A.                            Le 6 mars 2009, une société en formation (ci-après : la société) a déposé une demande de permis de construire un immeuble d'habitation de 11 appartements en PPE et d'un garage collectif souterrain sur une partie de la parcelle [n°…] du cadastre de La Chaux-de-Fonds. A., notamment, a formé opposition à ce projet. Le 12 novembre 2009, la société a adressé un courrier à la commune de La Chaux-de-Fonds, par lequel elle a déclaré retirer la demande de permis de construire. Le courrier abordait également des questions en relation avec la négociation du contrat de vente immobilière portant sur cette partie de parcelle entre la société et la commune. Suite au retrait de la demande, la commune a considéré que les oppositions étaient devenues sans objet et a classé la demande de permis de construire par ordonnance du 24 novembre 2009.
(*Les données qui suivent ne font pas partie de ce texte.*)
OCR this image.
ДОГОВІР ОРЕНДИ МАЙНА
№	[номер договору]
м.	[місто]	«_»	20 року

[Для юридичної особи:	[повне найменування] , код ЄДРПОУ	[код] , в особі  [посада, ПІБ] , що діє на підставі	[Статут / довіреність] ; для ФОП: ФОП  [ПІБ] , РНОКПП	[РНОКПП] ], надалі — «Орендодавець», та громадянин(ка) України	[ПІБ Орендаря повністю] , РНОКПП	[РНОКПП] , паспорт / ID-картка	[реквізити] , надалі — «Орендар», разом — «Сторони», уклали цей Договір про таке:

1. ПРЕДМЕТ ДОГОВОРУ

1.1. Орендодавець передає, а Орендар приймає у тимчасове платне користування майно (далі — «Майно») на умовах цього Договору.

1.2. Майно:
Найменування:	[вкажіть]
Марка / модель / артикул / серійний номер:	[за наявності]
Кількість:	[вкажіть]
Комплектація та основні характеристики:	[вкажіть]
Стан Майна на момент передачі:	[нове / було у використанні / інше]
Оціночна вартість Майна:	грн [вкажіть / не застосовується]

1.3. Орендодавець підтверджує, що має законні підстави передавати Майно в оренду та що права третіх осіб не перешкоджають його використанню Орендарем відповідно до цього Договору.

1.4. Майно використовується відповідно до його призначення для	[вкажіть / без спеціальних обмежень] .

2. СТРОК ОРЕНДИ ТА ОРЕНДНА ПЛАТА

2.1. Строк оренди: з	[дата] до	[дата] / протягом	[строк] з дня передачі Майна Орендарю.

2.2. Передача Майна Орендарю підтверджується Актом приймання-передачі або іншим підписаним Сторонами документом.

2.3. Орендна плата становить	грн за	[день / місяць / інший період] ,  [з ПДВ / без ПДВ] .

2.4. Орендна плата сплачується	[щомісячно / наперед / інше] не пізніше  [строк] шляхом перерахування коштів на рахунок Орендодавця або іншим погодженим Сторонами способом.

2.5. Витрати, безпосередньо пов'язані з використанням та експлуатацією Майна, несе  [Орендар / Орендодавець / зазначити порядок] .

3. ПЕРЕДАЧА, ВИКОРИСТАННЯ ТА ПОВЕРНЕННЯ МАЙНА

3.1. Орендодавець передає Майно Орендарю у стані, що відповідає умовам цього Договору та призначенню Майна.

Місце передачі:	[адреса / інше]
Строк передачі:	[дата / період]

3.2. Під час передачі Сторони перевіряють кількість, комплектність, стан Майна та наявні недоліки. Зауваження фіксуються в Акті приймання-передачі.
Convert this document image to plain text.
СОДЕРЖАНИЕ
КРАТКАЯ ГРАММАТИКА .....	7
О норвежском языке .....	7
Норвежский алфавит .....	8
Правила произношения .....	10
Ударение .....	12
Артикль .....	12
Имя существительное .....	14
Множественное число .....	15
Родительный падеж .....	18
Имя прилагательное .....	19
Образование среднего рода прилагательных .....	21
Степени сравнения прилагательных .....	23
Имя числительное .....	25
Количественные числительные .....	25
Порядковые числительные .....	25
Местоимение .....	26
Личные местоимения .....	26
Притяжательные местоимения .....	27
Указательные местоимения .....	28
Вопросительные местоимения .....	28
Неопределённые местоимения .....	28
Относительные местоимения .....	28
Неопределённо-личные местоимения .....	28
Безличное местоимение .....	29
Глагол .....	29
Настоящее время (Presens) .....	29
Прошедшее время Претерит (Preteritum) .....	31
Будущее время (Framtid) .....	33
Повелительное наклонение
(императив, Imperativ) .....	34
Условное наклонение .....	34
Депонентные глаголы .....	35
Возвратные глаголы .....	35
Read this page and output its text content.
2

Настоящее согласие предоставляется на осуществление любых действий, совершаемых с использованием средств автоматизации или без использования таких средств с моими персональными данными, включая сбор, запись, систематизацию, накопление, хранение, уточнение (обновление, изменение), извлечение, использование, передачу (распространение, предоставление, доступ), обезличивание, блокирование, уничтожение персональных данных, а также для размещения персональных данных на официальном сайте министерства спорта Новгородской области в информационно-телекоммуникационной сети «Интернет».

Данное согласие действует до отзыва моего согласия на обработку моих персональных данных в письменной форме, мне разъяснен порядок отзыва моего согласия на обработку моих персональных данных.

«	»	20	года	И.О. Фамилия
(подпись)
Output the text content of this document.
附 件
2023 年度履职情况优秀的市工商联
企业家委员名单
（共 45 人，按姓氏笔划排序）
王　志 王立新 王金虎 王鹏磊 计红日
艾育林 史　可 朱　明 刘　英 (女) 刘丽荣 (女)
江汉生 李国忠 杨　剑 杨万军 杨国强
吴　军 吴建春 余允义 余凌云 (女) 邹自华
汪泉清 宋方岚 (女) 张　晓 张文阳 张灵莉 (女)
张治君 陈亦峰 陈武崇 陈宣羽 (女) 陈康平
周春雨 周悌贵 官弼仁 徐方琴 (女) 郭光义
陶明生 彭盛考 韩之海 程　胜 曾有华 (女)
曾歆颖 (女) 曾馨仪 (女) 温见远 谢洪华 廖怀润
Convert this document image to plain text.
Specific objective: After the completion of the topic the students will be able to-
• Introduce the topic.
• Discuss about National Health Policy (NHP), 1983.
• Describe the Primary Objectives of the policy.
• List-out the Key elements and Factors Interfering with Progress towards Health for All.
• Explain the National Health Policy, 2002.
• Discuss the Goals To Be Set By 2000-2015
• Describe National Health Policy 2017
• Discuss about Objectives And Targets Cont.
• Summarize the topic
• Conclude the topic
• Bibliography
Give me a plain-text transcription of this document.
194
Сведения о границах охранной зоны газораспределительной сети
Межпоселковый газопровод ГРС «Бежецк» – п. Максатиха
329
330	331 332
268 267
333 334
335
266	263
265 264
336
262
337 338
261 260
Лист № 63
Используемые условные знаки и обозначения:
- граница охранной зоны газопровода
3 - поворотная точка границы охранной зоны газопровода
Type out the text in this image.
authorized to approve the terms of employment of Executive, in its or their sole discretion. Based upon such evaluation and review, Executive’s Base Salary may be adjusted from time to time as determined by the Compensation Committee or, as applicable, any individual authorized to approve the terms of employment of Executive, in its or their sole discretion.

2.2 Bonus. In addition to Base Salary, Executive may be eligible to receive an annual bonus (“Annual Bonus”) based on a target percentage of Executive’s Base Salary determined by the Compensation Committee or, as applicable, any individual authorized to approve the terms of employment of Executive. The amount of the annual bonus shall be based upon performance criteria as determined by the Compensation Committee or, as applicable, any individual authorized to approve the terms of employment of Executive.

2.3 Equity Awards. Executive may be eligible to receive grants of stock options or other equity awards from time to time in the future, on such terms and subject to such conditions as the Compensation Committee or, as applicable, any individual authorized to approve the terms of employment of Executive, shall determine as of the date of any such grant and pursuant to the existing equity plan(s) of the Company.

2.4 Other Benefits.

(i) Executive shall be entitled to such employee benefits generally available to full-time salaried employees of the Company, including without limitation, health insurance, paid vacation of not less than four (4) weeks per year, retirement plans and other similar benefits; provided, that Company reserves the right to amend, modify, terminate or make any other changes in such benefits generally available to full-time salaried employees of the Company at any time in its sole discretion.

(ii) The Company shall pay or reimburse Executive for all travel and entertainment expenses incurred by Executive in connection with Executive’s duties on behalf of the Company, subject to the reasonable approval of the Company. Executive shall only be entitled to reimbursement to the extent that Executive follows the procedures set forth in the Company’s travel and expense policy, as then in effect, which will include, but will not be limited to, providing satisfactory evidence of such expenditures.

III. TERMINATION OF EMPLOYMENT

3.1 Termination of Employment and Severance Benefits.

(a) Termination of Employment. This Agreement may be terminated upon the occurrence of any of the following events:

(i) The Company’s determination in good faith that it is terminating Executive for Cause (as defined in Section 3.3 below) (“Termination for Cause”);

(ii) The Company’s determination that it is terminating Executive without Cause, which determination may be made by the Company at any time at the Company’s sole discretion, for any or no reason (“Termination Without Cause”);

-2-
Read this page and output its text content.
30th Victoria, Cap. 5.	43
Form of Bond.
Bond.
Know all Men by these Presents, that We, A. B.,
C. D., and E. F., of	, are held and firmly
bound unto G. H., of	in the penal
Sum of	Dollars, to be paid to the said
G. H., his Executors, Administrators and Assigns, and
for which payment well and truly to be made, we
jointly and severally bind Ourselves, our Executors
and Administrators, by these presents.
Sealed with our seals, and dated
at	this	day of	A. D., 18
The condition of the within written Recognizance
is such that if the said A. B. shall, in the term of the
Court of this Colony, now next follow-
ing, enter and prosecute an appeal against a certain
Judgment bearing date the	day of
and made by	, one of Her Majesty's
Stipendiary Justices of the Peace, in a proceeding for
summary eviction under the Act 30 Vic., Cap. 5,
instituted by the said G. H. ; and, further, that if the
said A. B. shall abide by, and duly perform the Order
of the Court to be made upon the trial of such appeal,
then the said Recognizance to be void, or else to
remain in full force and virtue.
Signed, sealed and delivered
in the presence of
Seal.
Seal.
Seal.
Par courrier du 27 novembre 2009, A. a demandé une copie du courrier du 12 novembre 2009. La commune y a donné suite le 4 décembre suivant, en caviardant les passages portant sur la négociation de la vente immobilière. A. a souhaité obtenir une copie non censurée. Sollicitée par la commune, la société, auteur du courrier litigieux, n'a pas consenti à cette demande, de sorte que la commune de La Chaux-de-Fonds a rendu une décision, le 15 janvier 2010, aux termes de laquelle elle a rejeté la demande de A. d'accéder à l'intégralité du courrier du 12 novembre 2009. En substance, elle a fait valoir que les parties caviardées de ce document portaient sur des négociations d'une vente immobilière impliquant la commune, d'une part, la société, promettant-acheteur, et un tiers, d'autre part, que ces informations étaient ainsi étrangères à la procédure du permis de construire, et que leur divulgation était susceptible de compromettre ou rendre plus difficile la vente immobilière.

Le 15 février 2010, A. a saisi le préposé cantonal à la gestion de l'information d'un recours contre ce prononcé, dont il a demandé l'annulation. Il a conclu à ce que l'on ordonne à l'autorité de lui transmettre l'intégralité du document litigieux, le tout sous suite de frais et dépens.

Le 19 octobre 2010, le préposé cantonal à la gestion de l'information a rendu une décision dont le dispositif est le suivant :

" Le préposé cantonal à la gestion de l'information décide de :

1. Annuler la décision du 15 janvier 2010 rendue par le Conseil communal de la ville de La Chaux-de-Fonds.

2.  Limiter l'accès du requérant à la lettre du 12 novembre 2009, adressée par la société à la requise, aux passages dont il a déjà pris connaissance suite au courrier qui lui a été adressé le 4 décembre 2009.

3.  Ordonner à la requise de transmettre au requérant l'intégralité du contenu de la lettre du 12 novembre 2009 de la société sitôt qu'elle aura obtenu la conformation que les négociations immobilières ayant justifié la limitation de l'accès auront cessé.

4.  Statuer sans frais."

Selon les considérants de la décision, le préposé a retenu que les informations qui n'ont pas été divulguées à A. portaient sur la négociation d'un contrat de ventre immobilière entre la société et la commune de La Chaux-de-Fonds, que la vente d'un bien immobilier par une commune n'était pas liée à l'accomplissement d'une tâche publique et que, dès lors, ces informations n'entraient pas dans la catégorie des documents officiels, au sens de l'article 21 LTAE, et que l'intéressé ne pouvait pas se prévaloir de cette disposition pour en obtenir l'accès, ce d'autant qu'un intérêt privé d'une personne concernée par le contenu du document primait en l'occurrence.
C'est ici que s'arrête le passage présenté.